Jacob Lopez, a veterinary science sophomore, has a 40-minute commute to and from the UA.
“I’ve seen a lot of distracted driving since I’m on the road quite a bit,” Lopez said. “I’d say most drivers on the road are distracted in some way, and I’ve seen a few crashes.”
Leggett said in his collision reconstruction experience, once you get into an accident, the opposing side will be able to check your phone records.
“They can see if you were texting or having a conversation while driving,” Leggett said.
Leggett said an all-out cell phone ban would be difficult for law enforcement to apply.
“I don’t see how the police would be able to enforce something like this,” said Jordan Grant, a theatre arts sophomore who has a 30-minute commute. “But if there’s a way, I think this could be a good idea.”
Grant said she has seen her fair share of collisions.
“The amount of collisions seems to be better these days, but the amount of people distracted on their phones is pretty scary,” Grant said.
Leggett addressed the misconception that the amount of collisions being reduced means using one’s phone while driving is safe.
“What people are arguing is that the use of cellphones has increased 1,200 percent since 2000 and the overall accident rate has dropped,” Leggett said. “But what they’re forgetting is that we do an amazing job at creating safer cars, intersections and freeways.”

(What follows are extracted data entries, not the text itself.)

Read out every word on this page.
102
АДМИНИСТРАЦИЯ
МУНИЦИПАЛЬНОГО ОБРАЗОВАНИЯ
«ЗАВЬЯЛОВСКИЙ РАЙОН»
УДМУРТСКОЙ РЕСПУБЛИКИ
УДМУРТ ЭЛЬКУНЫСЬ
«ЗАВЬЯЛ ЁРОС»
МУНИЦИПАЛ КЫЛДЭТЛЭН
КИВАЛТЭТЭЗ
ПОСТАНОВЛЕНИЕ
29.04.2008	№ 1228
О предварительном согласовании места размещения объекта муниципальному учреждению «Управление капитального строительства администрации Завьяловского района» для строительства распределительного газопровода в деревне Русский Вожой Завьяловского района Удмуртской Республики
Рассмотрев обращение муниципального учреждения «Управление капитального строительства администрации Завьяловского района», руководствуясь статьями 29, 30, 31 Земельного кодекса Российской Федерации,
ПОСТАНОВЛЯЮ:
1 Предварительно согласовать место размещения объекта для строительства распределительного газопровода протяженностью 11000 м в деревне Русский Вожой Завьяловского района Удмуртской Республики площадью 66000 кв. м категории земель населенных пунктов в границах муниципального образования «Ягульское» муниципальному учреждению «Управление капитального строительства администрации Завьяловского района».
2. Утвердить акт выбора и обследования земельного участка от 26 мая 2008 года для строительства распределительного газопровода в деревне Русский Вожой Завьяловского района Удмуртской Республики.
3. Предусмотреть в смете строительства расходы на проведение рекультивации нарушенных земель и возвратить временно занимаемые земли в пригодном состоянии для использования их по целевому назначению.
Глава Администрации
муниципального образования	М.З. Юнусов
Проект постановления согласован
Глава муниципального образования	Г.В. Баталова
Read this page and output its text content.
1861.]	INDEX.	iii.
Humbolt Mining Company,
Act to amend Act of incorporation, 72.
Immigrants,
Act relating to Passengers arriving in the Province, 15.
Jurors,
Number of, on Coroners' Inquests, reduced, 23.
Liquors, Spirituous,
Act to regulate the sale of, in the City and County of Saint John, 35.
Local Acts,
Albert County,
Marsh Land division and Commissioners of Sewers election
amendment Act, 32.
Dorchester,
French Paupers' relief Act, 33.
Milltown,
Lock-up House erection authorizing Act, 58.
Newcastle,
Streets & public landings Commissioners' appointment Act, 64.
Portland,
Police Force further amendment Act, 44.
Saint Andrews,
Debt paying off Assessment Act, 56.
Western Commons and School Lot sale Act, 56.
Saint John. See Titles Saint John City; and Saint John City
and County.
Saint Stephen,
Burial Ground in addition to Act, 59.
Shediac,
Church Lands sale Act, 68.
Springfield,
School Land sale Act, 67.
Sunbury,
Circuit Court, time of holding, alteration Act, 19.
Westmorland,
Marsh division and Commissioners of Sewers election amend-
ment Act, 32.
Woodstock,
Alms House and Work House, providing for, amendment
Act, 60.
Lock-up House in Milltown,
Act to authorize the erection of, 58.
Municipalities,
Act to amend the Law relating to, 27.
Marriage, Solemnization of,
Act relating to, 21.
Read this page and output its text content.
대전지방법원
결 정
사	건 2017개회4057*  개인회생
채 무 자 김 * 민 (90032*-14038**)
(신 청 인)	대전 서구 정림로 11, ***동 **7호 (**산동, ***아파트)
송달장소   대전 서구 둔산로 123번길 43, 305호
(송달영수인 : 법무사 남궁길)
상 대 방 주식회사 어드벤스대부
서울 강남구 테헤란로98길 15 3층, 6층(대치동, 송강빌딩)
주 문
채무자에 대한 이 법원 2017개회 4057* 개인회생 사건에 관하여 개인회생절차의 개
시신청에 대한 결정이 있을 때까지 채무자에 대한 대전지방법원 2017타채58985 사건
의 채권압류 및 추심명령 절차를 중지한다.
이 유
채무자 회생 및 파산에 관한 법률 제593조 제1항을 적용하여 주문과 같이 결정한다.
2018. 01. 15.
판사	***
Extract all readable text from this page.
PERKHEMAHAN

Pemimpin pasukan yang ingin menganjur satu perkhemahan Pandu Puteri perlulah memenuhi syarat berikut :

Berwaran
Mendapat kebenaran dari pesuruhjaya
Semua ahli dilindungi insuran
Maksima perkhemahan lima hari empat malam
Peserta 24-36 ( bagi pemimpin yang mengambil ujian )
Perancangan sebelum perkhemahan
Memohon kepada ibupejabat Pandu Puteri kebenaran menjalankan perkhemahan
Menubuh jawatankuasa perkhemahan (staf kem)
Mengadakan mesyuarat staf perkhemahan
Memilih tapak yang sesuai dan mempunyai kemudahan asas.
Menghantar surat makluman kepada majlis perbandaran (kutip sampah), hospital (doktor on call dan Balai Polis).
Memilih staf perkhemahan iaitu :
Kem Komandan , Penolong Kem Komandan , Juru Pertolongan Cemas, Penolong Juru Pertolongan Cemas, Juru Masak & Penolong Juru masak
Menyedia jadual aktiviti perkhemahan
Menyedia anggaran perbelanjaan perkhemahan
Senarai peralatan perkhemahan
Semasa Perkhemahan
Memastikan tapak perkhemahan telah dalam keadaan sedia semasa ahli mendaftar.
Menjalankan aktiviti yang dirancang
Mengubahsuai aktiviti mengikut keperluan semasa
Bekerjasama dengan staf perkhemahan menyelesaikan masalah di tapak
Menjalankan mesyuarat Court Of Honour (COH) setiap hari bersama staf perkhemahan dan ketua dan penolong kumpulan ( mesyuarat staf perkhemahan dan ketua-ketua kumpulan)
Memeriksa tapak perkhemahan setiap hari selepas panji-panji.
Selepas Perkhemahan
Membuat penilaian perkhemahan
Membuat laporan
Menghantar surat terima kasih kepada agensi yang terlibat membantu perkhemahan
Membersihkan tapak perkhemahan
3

The risk of car collisions is higher among younger drivers than any other age group, according to the Centers for Disease Control and Prevention.
“In a lot of states there are rules about young drivers only being allowed to have one other younger person with them,” Leggett said.
Grant said banning the use of hand-held devices would benefit UA students.
“I think this ban could save lives and make roads safer in Tucson,” Grant said. “The number of younger people using their phones in the car is really too high.”
The issue of using your phone while driving is more wide-spread than what the numbers show, according to Leggett.
“Arizona has lagged behind on these kinds of laws, but Tucson is on the right track,” Leggett said. “The first step is to ban talking on the phone, but the next step would be to ban conversations altogether if they really want to prevent collisions.”